La ruina de Jerusalén se hizo sentir incluso en los afectos aparentemente más indestructibles, en el amor de las madres por sus hijos. El egoísmo más cruel se había adueñado de ellas; como avestruces en el desierto, habían abandonado a sus vástagos (Job 39:16-19). La consecuencia de esta iniquidad no se hizo esperar; los niños estaban faltos de todo en el día del hambre. El hambre afecta a los ricos y a los que, acostumbrados al lujo, no se negaron nada a sí mismos. El castigo por la iniquidad de Jerusalén es mayor que el de Sodoma.

En estos versículos no vemos el castigo de Jerusalén, esposa infiel, ni el de su comportamiento culpable para con Jehová y para con su profeta, sino el de un egoísmo que ya no observa los lazos formados por Dios y se entrega a los placeres del lujo y de la facilidad. ¿No encontramos aquí los principios actuales del mundo cristiano, principios que lo han conducido a los desastres que hoy pesan sobre él? El juicio de Dios sobre este estado de cosas era justo, pues todas las bendiciones iniciales habían sido despreciadas por la satisfacción de los deseos mundanos. ¿Qué queda ahora de la Jerusalén culpable? La ruina completa. Nótese que no se trata aquí del enemigo como instrumento del juicio, sino de las consecuencias necesarias del abandono de las bendiciones originales.

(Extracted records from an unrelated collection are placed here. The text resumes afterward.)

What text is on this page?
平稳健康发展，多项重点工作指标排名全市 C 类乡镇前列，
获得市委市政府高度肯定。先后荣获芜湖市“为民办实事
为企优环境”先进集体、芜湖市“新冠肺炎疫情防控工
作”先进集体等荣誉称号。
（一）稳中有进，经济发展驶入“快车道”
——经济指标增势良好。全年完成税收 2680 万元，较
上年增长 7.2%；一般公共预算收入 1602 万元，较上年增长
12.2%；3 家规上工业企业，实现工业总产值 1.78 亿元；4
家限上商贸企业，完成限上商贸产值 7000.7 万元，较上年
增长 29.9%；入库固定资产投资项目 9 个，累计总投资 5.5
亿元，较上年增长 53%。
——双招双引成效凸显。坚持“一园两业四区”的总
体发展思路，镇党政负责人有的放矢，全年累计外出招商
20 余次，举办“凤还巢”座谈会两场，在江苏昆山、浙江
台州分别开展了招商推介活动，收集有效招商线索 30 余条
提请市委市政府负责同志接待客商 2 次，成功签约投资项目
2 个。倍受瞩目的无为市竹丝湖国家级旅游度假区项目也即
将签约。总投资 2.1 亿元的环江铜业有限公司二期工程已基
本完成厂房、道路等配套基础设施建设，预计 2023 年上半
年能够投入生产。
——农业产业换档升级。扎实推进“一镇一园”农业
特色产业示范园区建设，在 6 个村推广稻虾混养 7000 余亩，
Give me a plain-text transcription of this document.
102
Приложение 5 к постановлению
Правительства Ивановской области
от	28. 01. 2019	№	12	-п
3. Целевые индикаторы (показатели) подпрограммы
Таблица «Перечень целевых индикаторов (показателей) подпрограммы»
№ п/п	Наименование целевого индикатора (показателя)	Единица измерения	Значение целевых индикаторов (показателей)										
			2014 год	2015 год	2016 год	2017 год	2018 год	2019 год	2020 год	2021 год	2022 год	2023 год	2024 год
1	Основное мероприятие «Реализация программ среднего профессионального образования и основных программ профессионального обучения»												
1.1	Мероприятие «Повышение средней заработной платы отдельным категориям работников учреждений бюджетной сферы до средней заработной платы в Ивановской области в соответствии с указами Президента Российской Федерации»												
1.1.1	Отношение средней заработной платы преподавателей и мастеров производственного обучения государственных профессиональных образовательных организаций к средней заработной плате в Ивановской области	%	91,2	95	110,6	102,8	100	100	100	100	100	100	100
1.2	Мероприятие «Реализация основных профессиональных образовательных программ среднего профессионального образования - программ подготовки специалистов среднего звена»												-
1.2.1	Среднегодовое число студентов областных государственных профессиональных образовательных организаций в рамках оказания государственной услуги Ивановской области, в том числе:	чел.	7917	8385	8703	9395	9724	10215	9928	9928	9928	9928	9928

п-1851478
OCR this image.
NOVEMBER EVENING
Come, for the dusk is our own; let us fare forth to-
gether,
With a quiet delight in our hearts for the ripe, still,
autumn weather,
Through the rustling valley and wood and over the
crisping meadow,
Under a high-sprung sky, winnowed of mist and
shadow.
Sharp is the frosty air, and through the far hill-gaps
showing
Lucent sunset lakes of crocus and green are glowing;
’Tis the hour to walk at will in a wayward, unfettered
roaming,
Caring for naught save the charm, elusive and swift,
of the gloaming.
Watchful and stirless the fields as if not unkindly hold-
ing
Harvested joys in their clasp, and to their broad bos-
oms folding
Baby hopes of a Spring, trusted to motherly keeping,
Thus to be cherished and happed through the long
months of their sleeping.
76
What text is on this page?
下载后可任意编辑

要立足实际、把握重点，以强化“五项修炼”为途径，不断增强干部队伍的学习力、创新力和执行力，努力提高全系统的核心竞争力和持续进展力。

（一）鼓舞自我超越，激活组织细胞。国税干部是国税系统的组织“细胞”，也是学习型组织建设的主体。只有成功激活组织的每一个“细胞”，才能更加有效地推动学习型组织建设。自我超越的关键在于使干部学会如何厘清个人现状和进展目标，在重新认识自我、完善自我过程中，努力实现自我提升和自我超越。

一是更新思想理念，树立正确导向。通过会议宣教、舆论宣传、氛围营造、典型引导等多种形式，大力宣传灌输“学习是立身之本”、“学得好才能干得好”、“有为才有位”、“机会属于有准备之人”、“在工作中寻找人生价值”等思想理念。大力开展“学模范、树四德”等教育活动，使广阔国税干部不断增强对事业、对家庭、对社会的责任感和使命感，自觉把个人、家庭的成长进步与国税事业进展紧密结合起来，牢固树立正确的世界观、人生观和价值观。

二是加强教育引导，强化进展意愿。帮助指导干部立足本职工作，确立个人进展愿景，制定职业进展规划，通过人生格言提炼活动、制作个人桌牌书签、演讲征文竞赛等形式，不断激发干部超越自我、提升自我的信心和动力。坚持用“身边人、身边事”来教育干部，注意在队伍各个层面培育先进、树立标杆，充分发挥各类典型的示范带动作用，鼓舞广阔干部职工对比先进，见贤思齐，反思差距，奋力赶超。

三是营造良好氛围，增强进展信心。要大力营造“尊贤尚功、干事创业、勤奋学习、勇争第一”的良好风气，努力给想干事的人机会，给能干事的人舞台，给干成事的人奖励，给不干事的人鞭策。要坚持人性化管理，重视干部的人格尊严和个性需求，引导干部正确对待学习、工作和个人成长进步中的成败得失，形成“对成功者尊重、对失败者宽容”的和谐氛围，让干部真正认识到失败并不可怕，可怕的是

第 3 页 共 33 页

5.2 - Segunda división (v. 7-10)

Aquí vemos el contraste entre los nazareos de antaño y los de hoy. Al principio existía la santidad y la consagración, la pureza práctica, establecida por Dios mismo en aquellos a quienes había hecho sus testigos en medio del pueblo. Los nazareos eran más puros que la nieve, más blancos que la leche. Todo en ellos era precioso y los hacía notar por aquellos en cuya presencia caminaban. Ahora la noche ha caído sobre ellos, el mundo ya no los reconoce; su apariencia es la sequedad misma. La prueba que asola a Jerusalén pone al descubierto su miseria, imagen misma de la miseria moral en la que ha caído el nazareo. Es también la imagen de la decadencia del testimonio cristiano, tan brillante en los primeros tiempos de la Iglesia. La muerte violenta sería mejor para todos que la muerte por lenta decadencia (v. 9). La ruina va hasta negar todo lazo de sangre, todo rastro de piedad. Prevalece el hambre con todos sus horrores. Hoy, todas estas cosas pueden verse en las circunstancias externas de las naciones, pero aún más en su carácter moral.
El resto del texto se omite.